For my submission, I decided to dive deep into the Jeffrey Epstein documents to uncover the network behind the headlines. I compiled an original dataset of 40 key individuals, including high-profile celebrities, politicians, and associates. You can explore the full CSV data here or by going to the demo link
The question i asked to myself is: "Who are the pubblic figures that happears the most in the epstein files?" and so i started digging. The data reveals a significant concentration of 'Public Figures'—particularly politicians—who appear frequently across the files, second only to Epstein himself. However, a striking pattern emerged during my analysis: while Virginia Giuffre is mentioned extensively, many other victims appear far less frequently or not at all in the available records.

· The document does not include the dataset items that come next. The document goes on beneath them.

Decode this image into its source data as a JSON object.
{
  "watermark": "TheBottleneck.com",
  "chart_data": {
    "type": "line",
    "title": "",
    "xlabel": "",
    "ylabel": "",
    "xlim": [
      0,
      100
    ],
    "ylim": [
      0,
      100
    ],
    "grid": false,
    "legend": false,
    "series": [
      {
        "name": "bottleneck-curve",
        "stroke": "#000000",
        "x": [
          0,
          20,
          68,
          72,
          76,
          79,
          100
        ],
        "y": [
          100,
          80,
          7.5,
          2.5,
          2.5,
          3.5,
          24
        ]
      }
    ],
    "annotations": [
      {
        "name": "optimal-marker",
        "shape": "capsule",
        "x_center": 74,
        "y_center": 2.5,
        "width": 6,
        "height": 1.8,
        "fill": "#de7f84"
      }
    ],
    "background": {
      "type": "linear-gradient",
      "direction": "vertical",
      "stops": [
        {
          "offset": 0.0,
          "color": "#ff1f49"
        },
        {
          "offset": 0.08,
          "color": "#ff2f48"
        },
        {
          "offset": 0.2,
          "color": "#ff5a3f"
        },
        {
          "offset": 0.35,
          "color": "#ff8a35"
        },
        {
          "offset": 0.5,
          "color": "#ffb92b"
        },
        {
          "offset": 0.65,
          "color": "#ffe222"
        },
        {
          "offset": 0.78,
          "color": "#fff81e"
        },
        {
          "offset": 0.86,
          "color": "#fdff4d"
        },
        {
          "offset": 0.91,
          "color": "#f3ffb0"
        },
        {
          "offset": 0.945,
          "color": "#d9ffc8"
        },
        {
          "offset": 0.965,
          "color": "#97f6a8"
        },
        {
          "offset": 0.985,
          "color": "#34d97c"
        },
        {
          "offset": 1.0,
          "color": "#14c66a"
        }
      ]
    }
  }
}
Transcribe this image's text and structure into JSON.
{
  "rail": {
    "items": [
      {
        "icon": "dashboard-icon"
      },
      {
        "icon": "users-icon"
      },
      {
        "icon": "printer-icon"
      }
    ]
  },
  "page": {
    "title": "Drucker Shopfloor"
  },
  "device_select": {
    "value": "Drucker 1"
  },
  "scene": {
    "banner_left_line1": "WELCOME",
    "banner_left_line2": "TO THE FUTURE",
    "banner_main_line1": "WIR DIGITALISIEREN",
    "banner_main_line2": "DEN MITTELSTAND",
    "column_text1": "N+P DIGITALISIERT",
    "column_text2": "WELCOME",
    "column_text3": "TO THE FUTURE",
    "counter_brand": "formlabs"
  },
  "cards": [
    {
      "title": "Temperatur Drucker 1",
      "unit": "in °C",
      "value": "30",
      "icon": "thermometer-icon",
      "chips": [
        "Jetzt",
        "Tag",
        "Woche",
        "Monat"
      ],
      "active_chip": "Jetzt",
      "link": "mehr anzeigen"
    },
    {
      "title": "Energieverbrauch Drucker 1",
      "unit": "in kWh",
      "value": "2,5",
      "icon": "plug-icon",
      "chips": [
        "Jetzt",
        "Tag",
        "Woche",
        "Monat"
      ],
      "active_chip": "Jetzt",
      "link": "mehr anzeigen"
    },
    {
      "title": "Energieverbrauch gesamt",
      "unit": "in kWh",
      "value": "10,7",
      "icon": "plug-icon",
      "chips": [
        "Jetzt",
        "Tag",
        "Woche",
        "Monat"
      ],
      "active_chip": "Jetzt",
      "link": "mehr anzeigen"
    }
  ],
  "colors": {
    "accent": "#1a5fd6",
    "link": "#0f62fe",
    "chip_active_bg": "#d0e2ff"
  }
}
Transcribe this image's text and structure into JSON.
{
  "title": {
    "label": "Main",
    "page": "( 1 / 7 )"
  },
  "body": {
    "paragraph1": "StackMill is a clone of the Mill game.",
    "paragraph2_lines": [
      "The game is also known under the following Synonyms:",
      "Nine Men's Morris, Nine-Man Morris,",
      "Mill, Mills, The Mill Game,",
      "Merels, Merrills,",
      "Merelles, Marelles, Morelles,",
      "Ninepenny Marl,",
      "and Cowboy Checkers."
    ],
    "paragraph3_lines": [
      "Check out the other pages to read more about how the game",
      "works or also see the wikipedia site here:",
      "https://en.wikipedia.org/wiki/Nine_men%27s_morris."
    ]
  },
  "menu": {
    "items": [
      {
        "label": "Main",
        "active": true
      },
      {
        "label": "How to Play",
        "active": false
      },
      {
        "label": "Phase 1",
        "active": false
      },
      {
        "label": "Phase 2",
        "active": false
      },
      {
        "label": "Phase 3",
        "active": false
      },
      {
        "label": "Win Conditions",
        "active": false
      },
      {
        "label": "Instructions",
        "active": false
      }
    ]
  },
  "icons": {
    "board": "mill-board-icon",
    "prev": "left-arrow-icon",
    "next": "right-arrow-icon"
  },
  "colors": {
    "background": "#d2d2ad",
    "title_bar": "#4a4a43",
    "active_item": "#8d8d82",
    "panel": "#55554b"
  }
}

This raises a compelling question: are the records incomplete, or was a different naming convention used? This data gap remains one of the most intriguing mysteries of the investigation.
I developed the analysis using Google Colab, leveraging the power of Python’s most popular data libraries. The script begins by importing Pandas and Matplotlib, using standard aliases for efficient coding. To ensure data integrity, the program cleans the string data within the CSV by stripping any leading or trailing whitespace before converting it into a structured DataFrame.
The core logic is divided into two main analytical paths: first, it calculates the frequency of each category, sorting them in ascending order to highlight growth. Second, it creates a filtered subset of the data, excluding Jeffrey Epstein to prevent scaling issues and allow for a more balanced comparison of other individuals. Finally, the code generates a dual-plot dashboard: a Pie Chart to visualize the network's overall composition and a Horizontal Lollipop Chart to effectively rank the categories from least to most mentioned. This provides a clear, side-by-side view of both the structure and the hierarchy of the Epstein files. you can find the colab here.
P.S. an ai detector could flag this as ai, and it is, because i'm not english so ai helped me writing this, but i coded the project and i did the reserch, so thank you for understanding!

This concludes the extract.